With flash fiction gaining popularity around the globe and new books from New Zealand and Norway reviewed, Getintothis’ Cath Holland’s June round up of the book world has an international feel.
This month’s Wrapped Up In Books incorporates fiction both full length and deliciously short.
It’s National Flash Fiction Day coming up this weekend, bringing with it a bigger celebration of short satisfying fiction than ever before. We hear from flash writers and editors and readers about the pleasures of flashing.
New Zealand flash fiction and short story writer Sandra Arnold‘s collection Soul Etchings comes out next month, a masterclass in short fiction with a strong narrative. Norwegian Helga Flatland‘s splendid, unsettling debut A Modern Family is published in the UK this week.
Both are reviewed.
Miki Berenyi from shoegazers Lush is back with new band Piroshka.
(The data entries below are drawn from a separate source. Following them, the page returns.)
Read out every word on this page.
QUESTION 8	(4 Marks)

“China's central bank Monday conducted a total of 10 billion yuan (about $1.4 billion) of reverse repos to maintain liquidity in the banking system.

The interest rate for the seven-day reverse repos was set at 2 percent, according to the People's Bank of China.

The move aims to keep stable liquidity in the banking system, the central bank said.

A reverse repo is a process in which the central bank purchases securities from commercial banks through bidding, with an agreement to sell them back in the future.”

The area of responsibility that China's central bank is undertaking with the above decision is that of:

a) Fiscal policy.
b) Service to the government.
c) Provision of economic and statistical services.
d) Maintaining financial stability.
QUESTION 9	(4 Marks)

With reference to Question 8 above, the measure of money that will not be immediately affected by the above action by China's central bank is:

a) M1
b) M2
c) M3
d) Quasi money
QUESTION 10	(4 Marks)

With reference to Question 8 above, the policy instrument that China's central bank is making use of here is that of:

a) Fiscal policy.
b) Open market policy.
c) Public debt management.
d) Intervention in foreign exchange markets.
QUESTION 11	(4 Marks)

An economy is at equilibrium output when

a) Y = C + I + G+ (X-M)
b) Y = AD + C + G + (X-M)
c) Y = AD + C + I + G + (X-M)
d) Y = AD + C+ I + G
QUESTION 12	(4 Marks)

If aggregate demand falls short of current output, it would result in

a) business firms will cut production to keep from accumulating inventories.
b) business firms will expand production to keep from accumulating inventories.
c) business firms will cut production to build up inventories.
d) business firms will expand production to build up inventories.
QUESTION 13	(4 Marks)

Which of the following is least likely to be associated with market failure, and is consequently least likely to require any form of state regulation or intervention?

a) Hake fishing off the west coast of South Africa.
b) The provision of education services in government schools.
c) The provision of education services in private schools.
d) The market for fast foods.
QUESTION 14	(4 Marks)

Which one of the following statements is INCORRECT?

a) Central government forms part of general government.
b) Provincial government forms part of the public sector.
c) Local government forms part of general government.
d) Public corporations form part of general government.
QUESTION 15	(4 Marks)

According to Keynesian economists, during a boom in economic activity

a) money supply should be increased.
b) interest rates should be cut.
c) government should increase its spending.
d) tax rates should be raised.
She tells all about which books she loves the best.
National Flash Fiction Day 15 June
The annual world wide event celebrates all things flash fiction until the end of June. There are anthologies, a flash flood of free stories to read, a festival and lots of activities in tribute to the very best in short fiction.
With that in mind, for this month’s Wrapped Up In Books, award winning and best selling authors and editors share their views on flash fiction – fiction typically up to 500 words in length – and why it is such a vibrant literary form to both write and read.
‘Flash fiction is the art of telling a deep story as deftly as possible. It will teach you about creating real characters in only a few brushstrokes, about taut plotting, and about the joy of writing with economy. Your future editor will thank you for it, as will your readers.‘ – Sarah Hilary, author of the DI Marnie Rome novels, Theakstons Crime Novel of the Year winner.
‘I love flash fiction, because for me, it searches out the central conflict in a story. There’s no throat-clearing or unnecessary exposition; the reader is directed to the heart of a story. My novella-in-flash, ‘Dinosaur,’ attempts to show two lives across thirty years. The reader visits these two characters at particular moments in their lives.
These moments are always important in some way. Much of life is mundane, without event; but like my novella, flash fiction is not interested in the mundane. Flash fiction concerns itself with moments that we recognise as significant: a realisation, an epiphany, a lesson-learned…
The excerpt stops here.